As expected, and had been fully discounted by financial markets, the ECB’s Governing Council delivered another 25bp cut at the conclusion of the March meeting, taking the deposit rate to 2.50%, and marking the sixth rate cut of the cycle.
Accompanying the decision to reduce rates once more was policy guidance that remained broadly unchanged from that issued in January. As such, policymakers reiterated that they will continue to follow a ‘data-dependent’ and ‘meeting-by-meeting’ approach to future rate decisions, stressing that there is no ‘pre-commitment’ being made to a particular policy path.
Importantly, with the deposit rate now sat at the top end of neutral rate estimates, the Governing Council noted that rates are “becoming meaningfully less restrictive”. This was a hawkish change to the policy statement, and one that Exec. Board Member Schnabel had been pushing for, which in turn is an implicit nod towards a slower pace of policy normalisation going forwards, raising the prospect of the ECB ‘skipping’ meetings as the journey towards the terminal rate continues.
Along with the policy statement, the March meeting also saw the ECB unveil the latest round of staff macroeconomic projections.
On inflation, forecasts were revised higher this year, with headline CPI now seen at 2.3%, before fading into 2026, to modestly undershoot the 2% inflation target next year. That said, the core CPI forecast was lowered 0.1pp to 2.2% this year, implying a belief in the underlying disinflationary trend.
Meanwhile, on the growth side of things, the outlook has become more pessimistic, with GDP forecasts trimmed across the forecast horizon, with the projections now foreseeing growth of just 0.9% this year.

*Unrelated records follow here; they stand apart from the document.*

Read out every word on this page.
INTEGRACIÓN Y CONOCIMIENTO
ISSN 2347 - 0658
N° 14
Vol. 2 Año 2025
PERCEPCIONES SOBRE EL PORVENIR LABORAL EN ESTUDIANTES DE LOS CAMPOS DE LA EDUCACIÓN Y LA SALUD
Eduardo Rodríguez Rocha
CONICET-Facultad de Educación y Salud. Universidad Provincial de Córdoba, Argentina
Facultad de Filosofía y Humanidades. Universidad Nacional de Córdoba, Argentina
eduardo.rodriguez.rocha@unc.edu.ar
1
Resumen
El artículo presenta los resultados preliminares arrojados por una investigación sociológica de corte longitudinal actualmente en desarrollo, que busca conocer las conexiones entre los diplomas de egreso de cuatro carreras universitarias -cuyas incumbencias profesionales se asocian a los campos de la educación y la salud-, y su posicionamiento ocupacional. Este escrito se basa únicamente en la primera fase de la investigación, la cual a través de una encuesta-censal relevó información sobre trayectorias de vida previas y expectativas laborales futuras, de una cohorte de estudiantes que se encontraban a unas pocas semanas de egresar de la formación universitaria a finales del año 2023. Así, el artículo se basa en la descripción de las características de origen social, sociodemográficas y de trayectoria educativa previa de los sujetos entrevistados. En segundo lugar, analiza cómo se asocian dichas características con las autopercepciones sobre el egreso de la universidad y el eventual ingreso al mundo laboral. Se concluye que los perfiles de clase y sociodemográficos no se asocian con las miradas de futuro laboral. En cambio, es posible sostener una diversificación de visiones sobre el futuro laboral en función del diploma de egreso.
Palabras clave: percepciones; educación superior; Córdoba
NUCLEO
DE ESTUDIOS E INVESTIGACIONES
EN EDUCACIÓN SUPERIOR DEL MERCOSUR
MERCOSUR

Notably, these forecasts will have been modelled prior to the recent uplift in German, and other European, defence spending budgets, which may provide a boost to the economy more broadly.
After all of that, we were also treated to the usual post-meeting press conference from President Lagarde.
At the presser, which was very much one for the purists, Lagarde noted that the ECB are moving to an “evolutionary” policy approach, though offered no particular clarity on what that meant, going off on a tangent with a convoluted analogy involving oceanic currents. Answers on a postcard, please…
On the whole, with the ECB having now brought the deposit rate to the upper end of where neutral may lie, and having acknowledged that the policy stance is now less restrictive, the door to a slower pace of further easing has been pushed ajar. That said, the direction of travel for rates remains clear, and to the downside, with a move below neutral remaining distinctly possible, as the risk of undershooting the inflation target remains, and growth risks remain highly elevated.